O poema de Angélica foi publicado no livro UM ÚTERO É DO TAMANHO DE UM PUNHO (Companhia das Letras, 2017), e representa muito bem o universo indômito da autora, uma das vozes mais célebres da poesia gay brasileira contemporânea. Sim, literatura com adjetivo: gay ou queer ou LGBT ou… O debate continua.
Ainda mais depois da publicação, no final de 2018, da coletânea POESIA GAY BRASILEIRA (Editora Machado, 2017), seleção de 127 poemas de 44 autores dos mais variados gêneros e orientações sexuais do Brasil. “Foi a forma que encontramos de furar o preconceito contra a orientação sexual não dominante: pela literatura”, diz a jornalista Marina Moura, uma das organizadoras do livro e ela mesma integrante da antologia, onde ALCACHOFRA também foi publicado.
“Foi um acerto de contas literário, já que se trata da primeira coletânea de poemas assumidamente gays do Brasil”, completa Amanda Machado, outra organizadora.
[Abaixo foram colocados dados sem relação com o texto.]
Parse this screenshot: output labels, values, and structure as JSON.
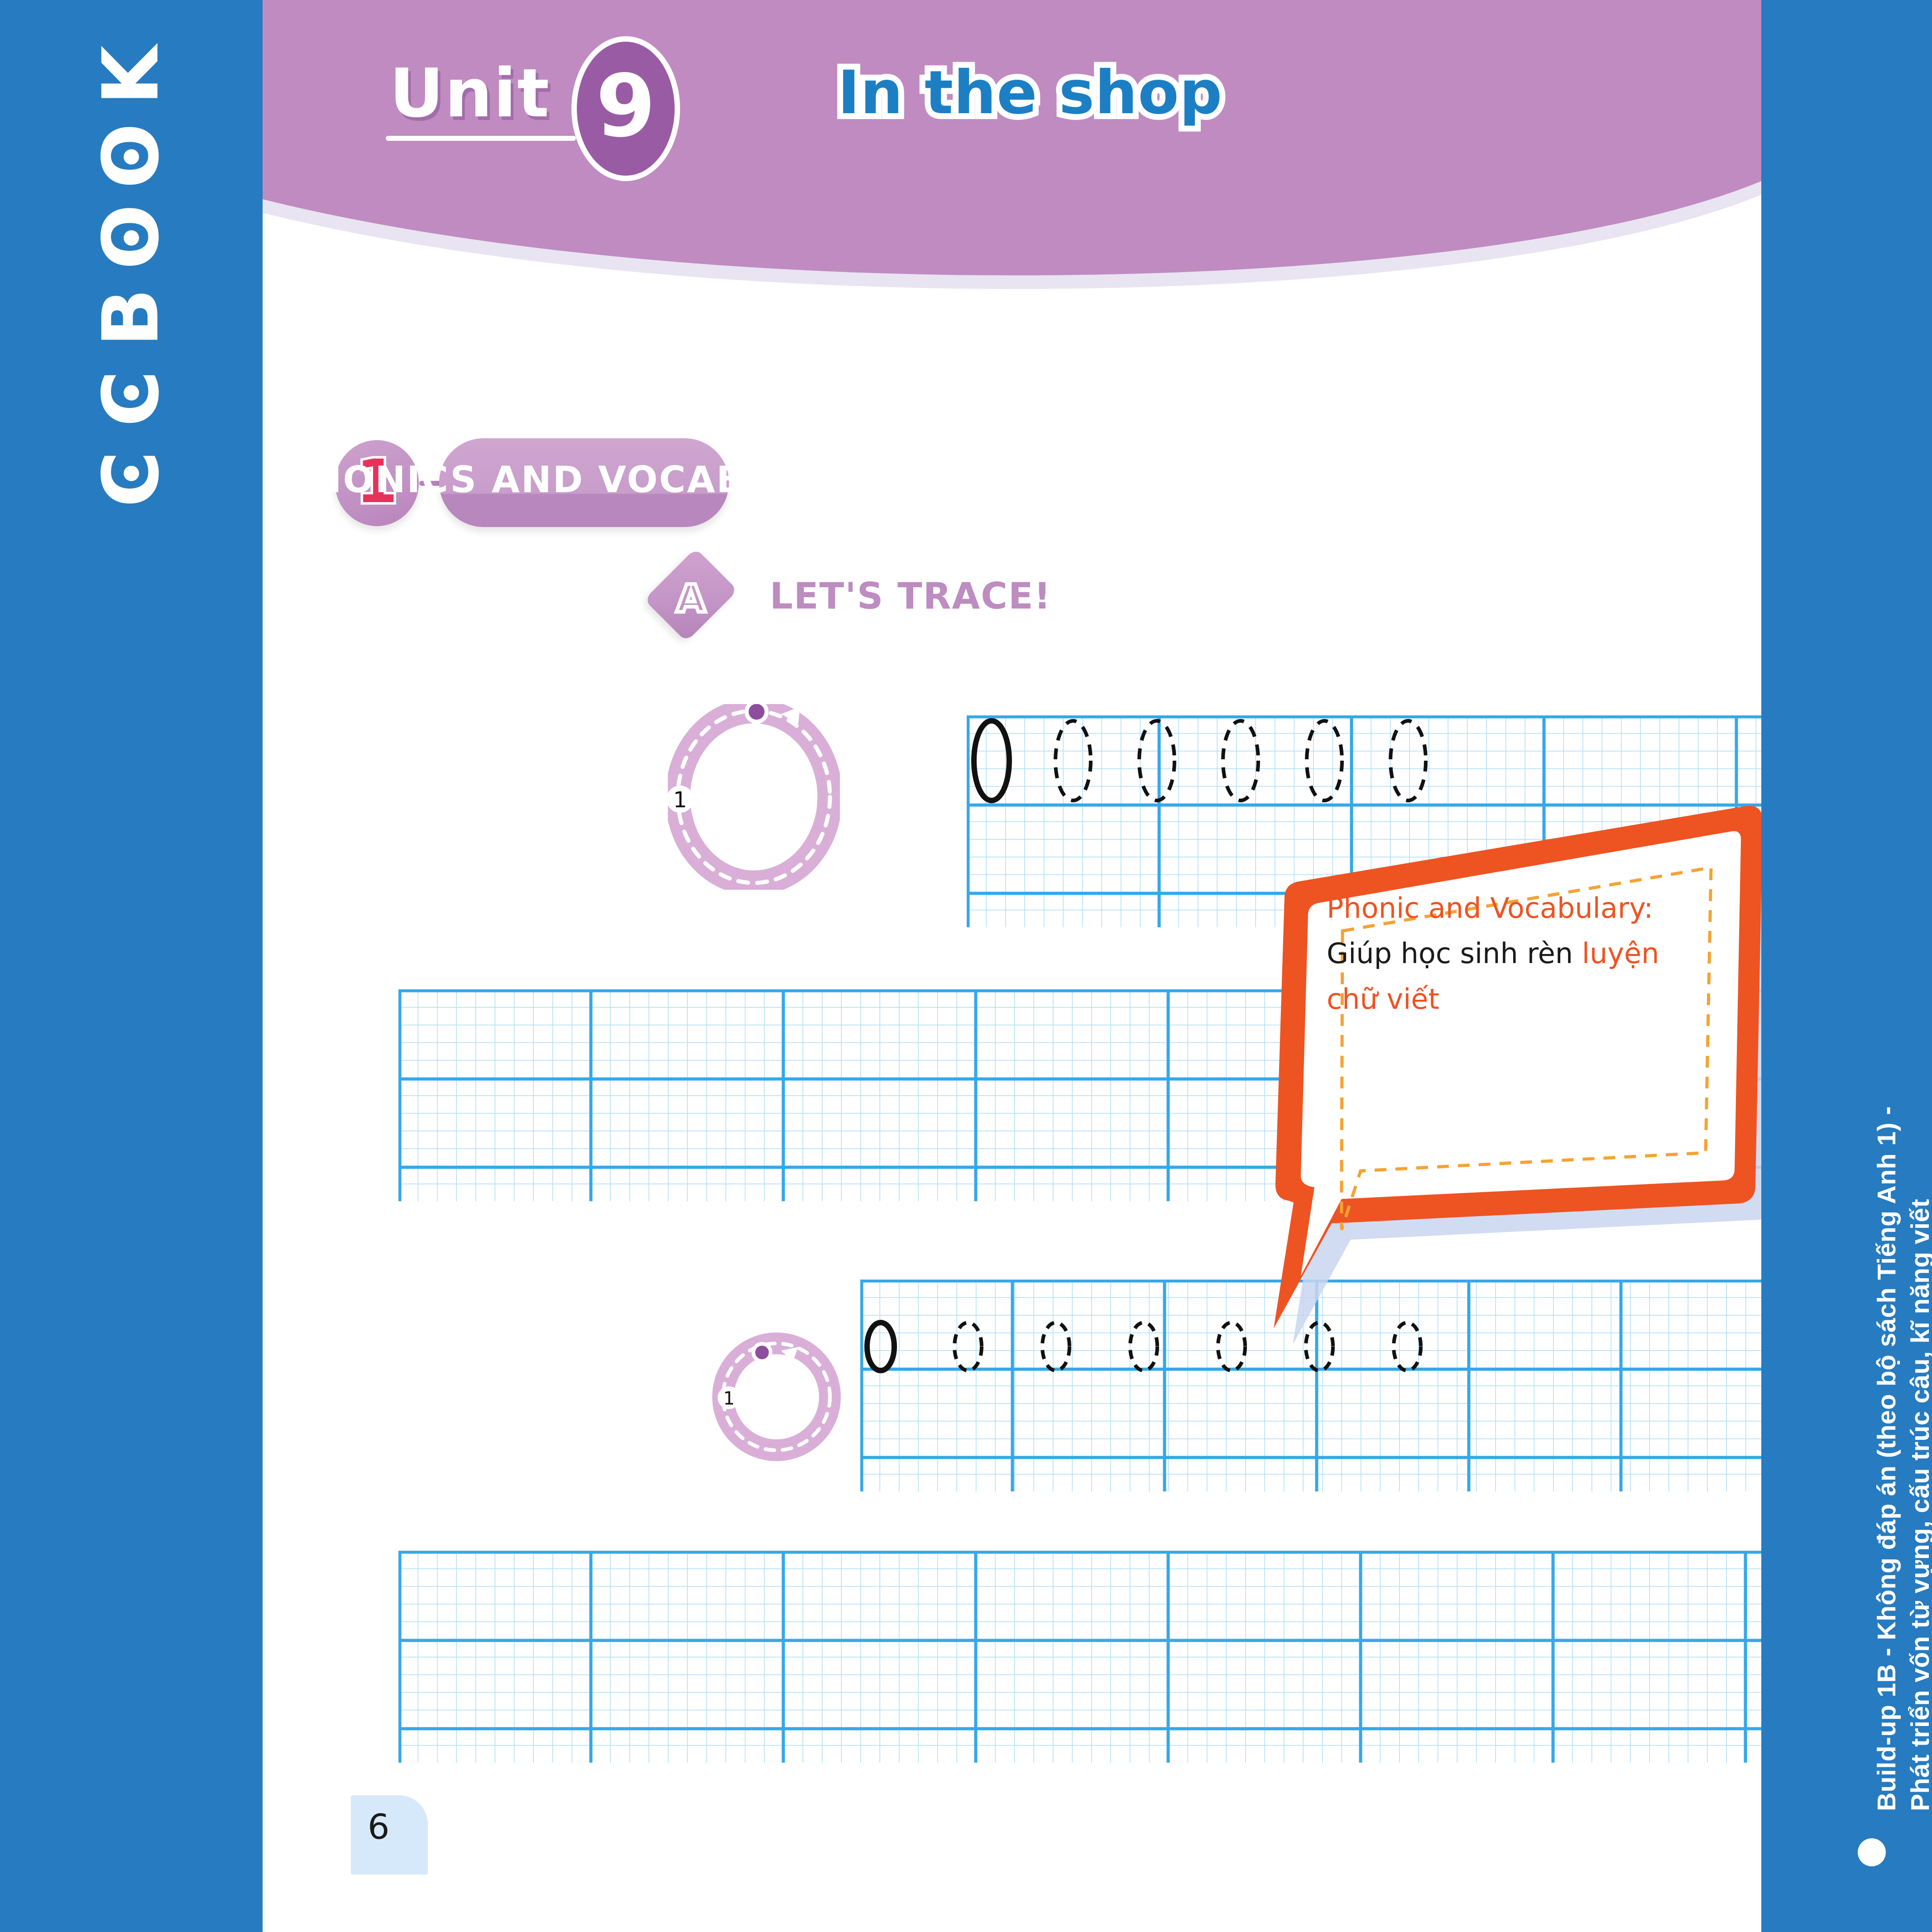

Como escreve o ex-deputado federal e ativista da causa gay Jean Wyllys na apresentação do livro, “é um documento fundamental não só para a literatura, mas para a história”.
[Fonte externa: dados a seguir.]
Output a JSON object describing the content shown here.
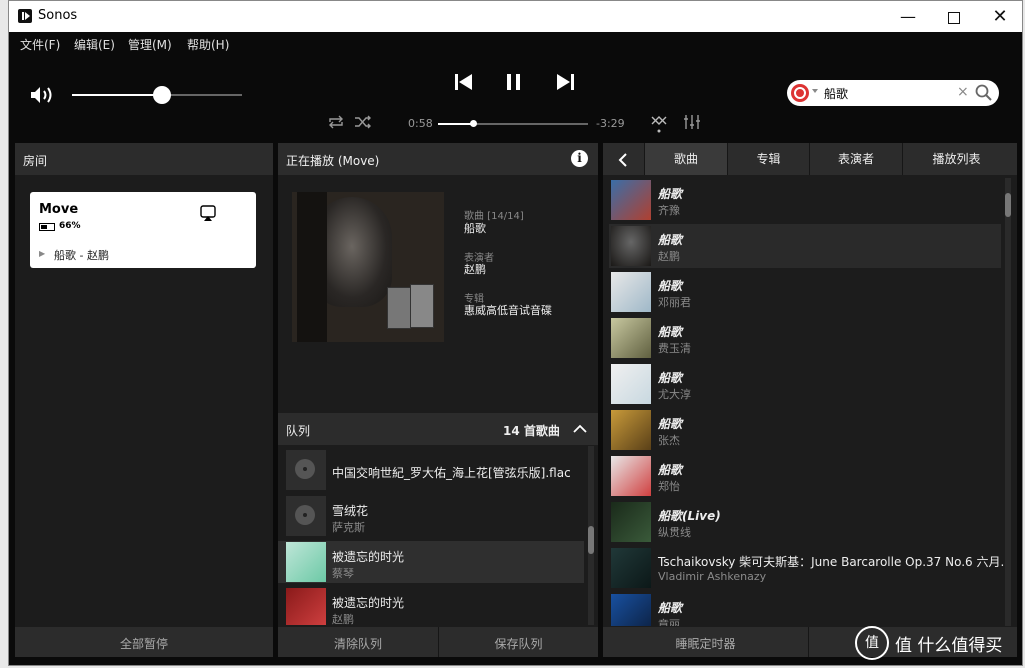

Para a história porque, até pouco tempo atrás – bem pouco tempo atrás – falar do universo gay no meio literário não só era um desafio político, mas também um tabu. A ponto de o poeta paulistano Mário de Andrade, um dos fundadores do modernismo brasileiro, esconder sua orientação homossexual por décadas a fio. A ponto de o também escritor Pedro Nava se matar com um tiro na cabeça para não conviver publicamente com sua bissexualidade secreta, chantageado que era por um garoto de programa. O apagamento, nesse caso, sempre foi a regra.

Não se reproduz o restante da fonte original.